Haha thanks anyways for the offer. I had considered MTS, and I know a place I can buy them but they'd have to ship and winter has set in and our postal service sucks. Even 1 day express took two days. A lot of people keep talking me out of them as well.

Nope, it is angled somewhat so there is more soil/plants on one side, the other side has under half an inch (set up got switched around and was too late to fix it). It's a mess, if it wasn't so hard to separate the sand and soil I'd totally redo it with the knowledge I have now. I was hoping to get foreground plants but ran into extremely limited stock around here, coupled with too high shipping prices for online (tax is the main problem).

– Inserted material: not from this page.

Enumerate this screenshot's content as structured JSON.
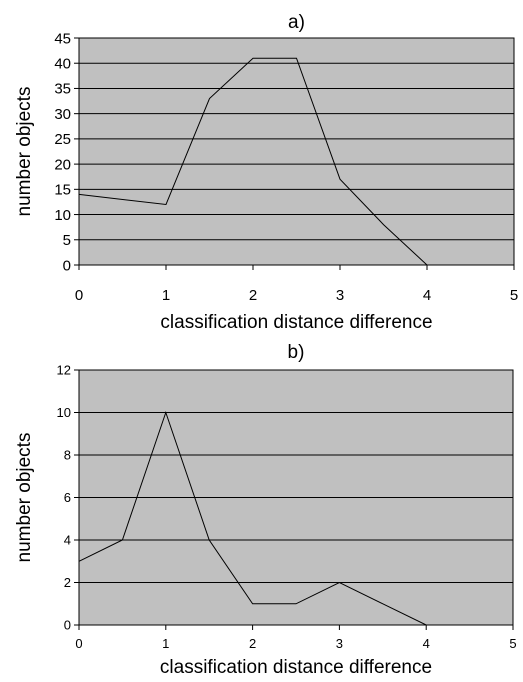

I'm here all the time, so I can watch him, that's not a problem. I just worried about putting any of them in that situation. Yea, I'd cup and water change, just safer.

The stand is something I picked up free at someone's curb xD
It has a bracer built in running length wise, and we added supports under it. So far it's not even resting on the supports. It's obviously the particle board crap, so I'm planning to switch it to a hand built wood stand (once we dig it out of the basement). Might push to move the other stand in sooner rather than later.

Due to an odd turn of events, that 15g I was getting is actually a 20g long. I'll divide it 3 ways and take down my 10g. Then have the new guy in the 5g on my desk. Might move my female into the planted cause I worry about her getting eggy around my boys. I had a bird die from being egg bound years ago.